Atelier 6 - Sarah Jane-Mellor
Les participantes et participants de l’atelier se sont accordés pour dire que le triomphe de la souveraineté populaire, que constitue la victoire du non de gauche le 29 mai suivie de la victoire du non néerlandais, a contribué entre critique propulsive et recherche d’alternatives à revivifier le débat européen et à exiger en permanence une information pour le coup « libre et non faussée ». L’existence, la floraison de centaines de collectifs du non au Traité Constitutionnel Européen à travers le pays ont fait la démonstration de la diversité du rassemblement à gauche (individus, associations, orgas syndicales, partis politiques) et inauguré une saison nouvelle de l’agir politique, de l’agir ensemble ; en témoigne l’actualité de ces forums pluriels et colorés.
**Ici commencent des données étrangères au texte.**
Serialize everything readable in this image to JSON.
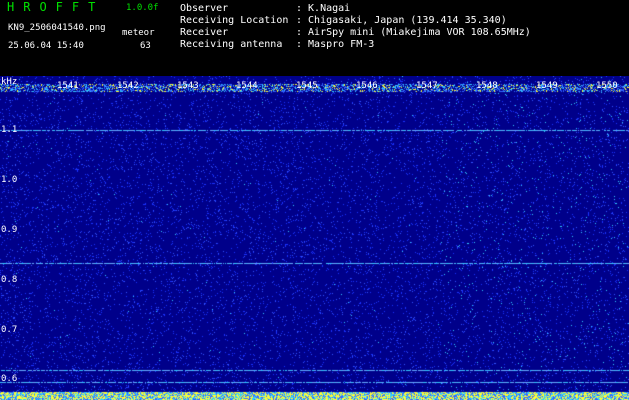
{
  "header": {
    "app_name": "HROFFT",
    "version": "1.0.0f",
    "filename": "KN9_2506041540.png",
    "datetime": "25.06.04 15:40",
    "meteor_label": "meteor",
    "meteor_count": "63"
  },
  "meta": [
    {
      "label": "Observer",
      "value": ": K.Nagai"
    },
    {
      "label": "Receiving Location",
      "value": ": Chigasaki, Japan (139.414 35.340)"
    },
    {
      "label": "Receiver",
      "value": ": AirSpy mini (Miakejima VOR 108.65MHz)"
    },
    {
      "label": "Receiving antenna",
      "value": ": Maspro FM-3"
    }
  ],
  "axis": {
    "y_unit": "kHz",
    "y_ticks": [
      "1.1",
      "1.0",
      "0.9",
      "0.8",
      "0.7",
      "0.6"
    ],
    "x_ticks": [
      "1541",
      "1542",
      "1543",
      "1544",
      "1545",
      "1546",
      "1547",
      "1548",
      "1549",
      "1550"
    ]
  },
  "colors": {
    "background": "#00008a",
    "noise_low": "#1a33ff",
    "noise_high": "#33ccff",
    "signal": "#ffff33"
  }
}
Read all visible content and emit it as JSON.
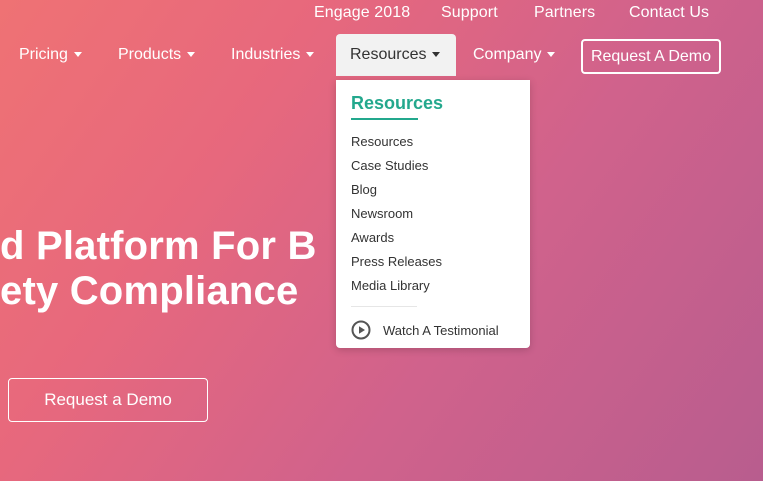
{
  "top_links": [
    "Engage 2018",
    "Support",
    "Partners",
    "Contact Us"
  ],
  "nav": {
    "items": [
      {
        "label": "Pricing"
      },
      {
        "label": "Products"
      },
      {
        "label": "Industries"
      },
      {
        "label": "Resources",
        "active": true
      },
      {
        "label": "Company"
      }
    ],
    "demo_button": "Request A Demo"
  },
  "dropdown": {
    "title": "Resources",
    "items": [
      "Resources",
      "Case Studies",
      "Blog",
      "Newsroom",
      "Awards",
      "Press Releases",
      "Media Library"
    ],
    "testimonial": {
      "label": "Watch A Testimonial",
      "icon": "play-circle-icon"
    }
  },
  "hero": {
    "line1": "d Platform For B",
    "line2": "ety Compliance",
    "cta": "Request a Demo"
  },
  "colors": {
    "accent": "#23a88d",
    "bg_start": "#ef7274",
    "bg_end": "#b85d8e",
    "active_tab_bg": "#f2f2f2"
  }
}
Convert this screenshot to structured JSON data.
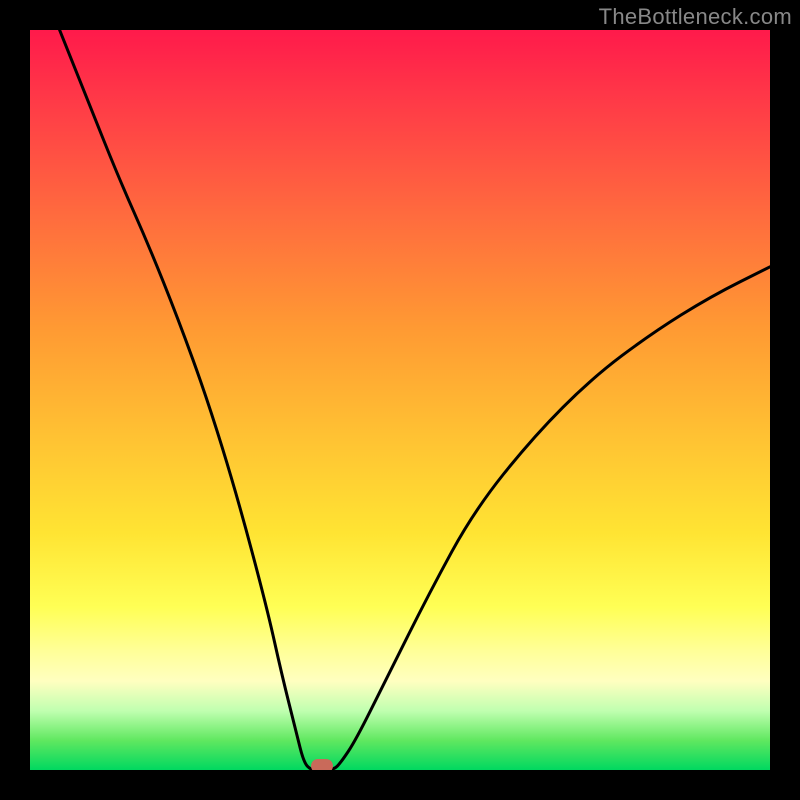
{
  "watermark": "TheBottleneck.com",
  "chart_data": {
    "type": "line",
    "title": "",
    "xlabel": "",
    "ylabel": "",
    "xlim": [
      0,
      100
    ],
    "ylim": [
      0,
      100
    ],
    "grid": false,
    "legend": false,
    "series": [
      {
        "name": "bottleneck-curve",
        "x": [
          4,
          8,
          12,
          16,
          20,
          24,
          28,
          32,
          34,
          36,
          37,
          38,
          39,
          41,
          42,
          44,
          48,
          54,
          60,
          68,
          76,
          84,
          92,
          100
        ],
        "y": [
          100,
          90,
          80,
          71,
          61,
          50,
          37,
          22,
          13,
          5,
          1,
          0,
          0,
          0,
          1,
          4,
          12,
          24,
          35,
          45,
          53,
          59,
          64,
          68
        ]
      }
    ],
    "marker": {
      "x": 39.5,
      "y": 0.5,
      "color": "#c96a5a"
    },
    "background_gradient": {
      "stops": [
        {
          "pos": 0,
          "color": "#ff1a4b"
        },
        {
          "pos": 10,
          "color": "#ff3b47"
        },
        {
          "pos": 25,
          "color": "#ff6b3e"
        },
        {
          "pos": 40,
          "color": "#ff9933"
        },
        {
          "pos": 55,
          "color": "#ffc233"
        },
        {
          "pos": 68,
          "color": "#ffe433"
        },
        {
          "pos": 78,
          "color": "#ffff55"
        },
        {
          "pos": 84,
          "color": "#ffff99"
        },
        {
          "pos": 88,
          "color": "#ffffc0"
        },
        {
          "pos": 92,
          "color": "#c0ffb0"
        },
        {
          "pos": 96,
          "color": "#60e860"
        },
        {
          "pos": 100,
          "color": "#00d860"
        }
      ]
    }
  }
}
L’alternative est-elle possible en Europe ? C’est par l’affirmative qu’a répondu notre rapporteur Raoul Marc Jennar. La mondialisation néo-libérale entendue comme globalisation, celle de l’état minimum, de la finance souveraine, de la casse sociale et des carences démocratiques peut être combattue. Rien n’est inéluctable. Tout est question de volonté politique. Et l’Europe, le cheval de Troie de la mondialisation néo-libérale mais qui sait être cette formidable caisse de résonance aux luttes sociales (Euromarches, FSE...), est un levier décisif pour le changement. L’autre monde possible passe ainsi par l’autre Europe possible : une Europe des droits, résolument ouverte sur le monde.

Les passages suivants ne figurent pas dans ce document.